Semakin keras ibunya berteriak semakin keras juga Wuring berteriak. Dia terus menyebut kata uter yang berarti berat. Namun, dia semakin takut. Pikirannya kalut. Dia terus meneriakkan kata uter sambil menaiki bukit di belakang tempat tinggal mereka. Namun, karena terlalu takut akhirnya dia jatuh ke tanah. Dalam keadaan putus asa dia terus meneriakkan uter! Uter! Uter! Uter! Uterior! Uterior! Terior!
Tanpa sadar, tubuh Wuring ditumbuhi bulu-bulu. Dia kemudian memiliki sayap. Mulutnya menjadi monyong. Dalam keadaan gelisah dan takut karena perubahan yang terjadi pada raganya, dia berlari tak tentu arah. Tiba-tiba tubuhnya melayang. Dia terbang sembari berteriak terior! Terior! Wuring kemudian terbang menuju ke sabuah dan bertengger di atapnya. “Terior! Terior! Terior!”
Karena penasaran dengan bunyi yang terus saja terdengar itu, ibu Wuring memaksakan dirinya untuk keluar. Tak disangkahnya anaknyalah yang dia lihat. Wuring yang sedang berubah menjadi burung itu meneteskan air mata. Tak bisa lagi dia berbicara dalam bahasa manusia. Yang bisa dia ucapkan hanyalah terior! terior! terior! Ibunyapun menangis histeris.
“Wuring, maafkan ibu! Maafkan ibu yang jahat padamu, nak.”

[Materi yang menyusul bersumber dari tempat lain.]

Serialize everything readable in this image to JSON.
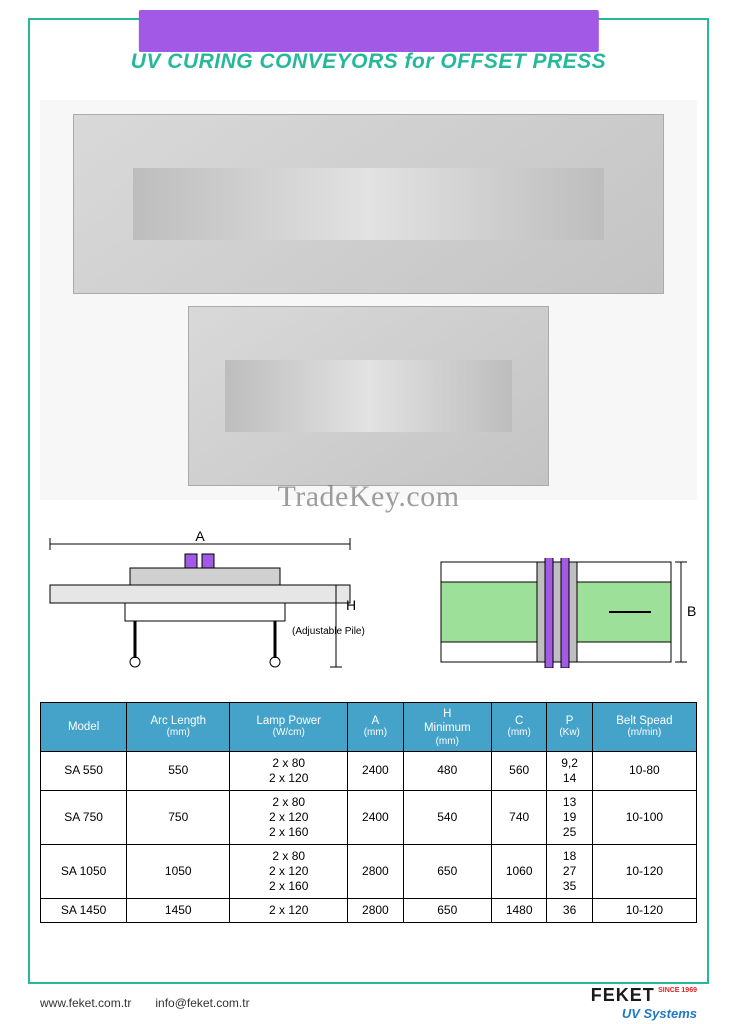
{
  "colors": {
    "accent_green": "#25b89a",
    "header_purple": "#a259e6",
    "table_header_blue": "#45a2c9",
    "diagram_green": "#9de09a",
    "diagram_purple": "#a259e6",
    "brand_blue": "#1f7ac4"
  },
  "title": "UV CURING CONVEYORS for OFFSET PRESS",
  "watermark": "TradeKey.com",
  "diagram_side": {
    "labels": {
      "A": "A",
      "H": "H",
      "pile_note": "(Adjustable Pile)"
    }
  },
  "diagram_top": {
    "labels": {
      "B": "B"
    }
  },
  "table": {
    "columns": [
      {
        "label": "Model",
        "sub": ""
      },
      {
        "label": "Arc Length",
        "sub": "(mm)"
      },
      {
        "label": "Lamp Power",
        "sub": "(W/cm)"
      },
      {
        "label": "A",
        "sub": "(mm)"
      },
      {
        "label": "H\nMinimum",
        "sub": "(mm)"
      },
      {
        "label": "C",
        "sub": "(mm)"
      },
      {
        "label": "P",
        "sub": "(Kw)"
      },
      {
        "label": "Belt Spead",
        "sub": "(m/min)"
      }
    ],
    "rows": [
      {
        "model": "SA 550",
        "arc": "550",
        "lamp": "2 x 80\n2 x 120",
        "a": "2400",
        "h": "480",
        "c": "560",
        "p": "9,2\n14",
        "belt": "10-80"
      },
      {
        "model": "SA 750",
        "arc": "750",
        "lamp": "2 x 80\n2 x 120\n2 x 160",
        "a": "2400",
        "h": "540",
        "c": "740",
        "p": "13\n19\n25",
        "belt": "10-100"
      },
      {
        "model": "SA 1050",
        "arc": "1050",
        "lamp": "2 x 80\n2 x 120\n2 x 160",
        "a": "2800",
        "h": "650",
        "c": "1060",
        "p": "18\n27\n35",
        "belt": "10-120"
      },
      {
        "model": "SA 1450",
        "arc": "1450",
        "lamp": "2 x 120",
        "a": "2800",
        "h": "650",
        "c": "1480",
        "p": "36",
        "belt": "10-120"
      }
    ]
  },
  "footer": {
    "website": "www.feket.com.tr",
    "email": "info@feket.com.tr",
    "brand": "FEKET",
    "since": "SINCE 1969",
    "subtitle": "UV Systems"
  }
}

Wuring yang kini sudah menjadi seekor burung sepenuhnya tak sanggup lagi melihat ibunya menitik air mata terus menerus. Dia tak tahan melihat memikirkan kemalangan ibunya yang kehilangan seorang anak untuk membantunya yang mulai uzur. Wuring kemudian terbang lagi dan menghilang dalam kegelapan malam. Di hari-hari berikutnya dia terus datang menengok ibunya. Setiap sore dia terbang kesana kemari di atas sabuah ibunya sambil berucap terior…terior…terior!

* Sabuah (Bah. Tontemboan Minahasa): gubuk
* Cerita ini dilisankan oleh Lexy Sual (ayah penulis). Konon, cerita ini dituturkan oleh para orangtua mereka dulu.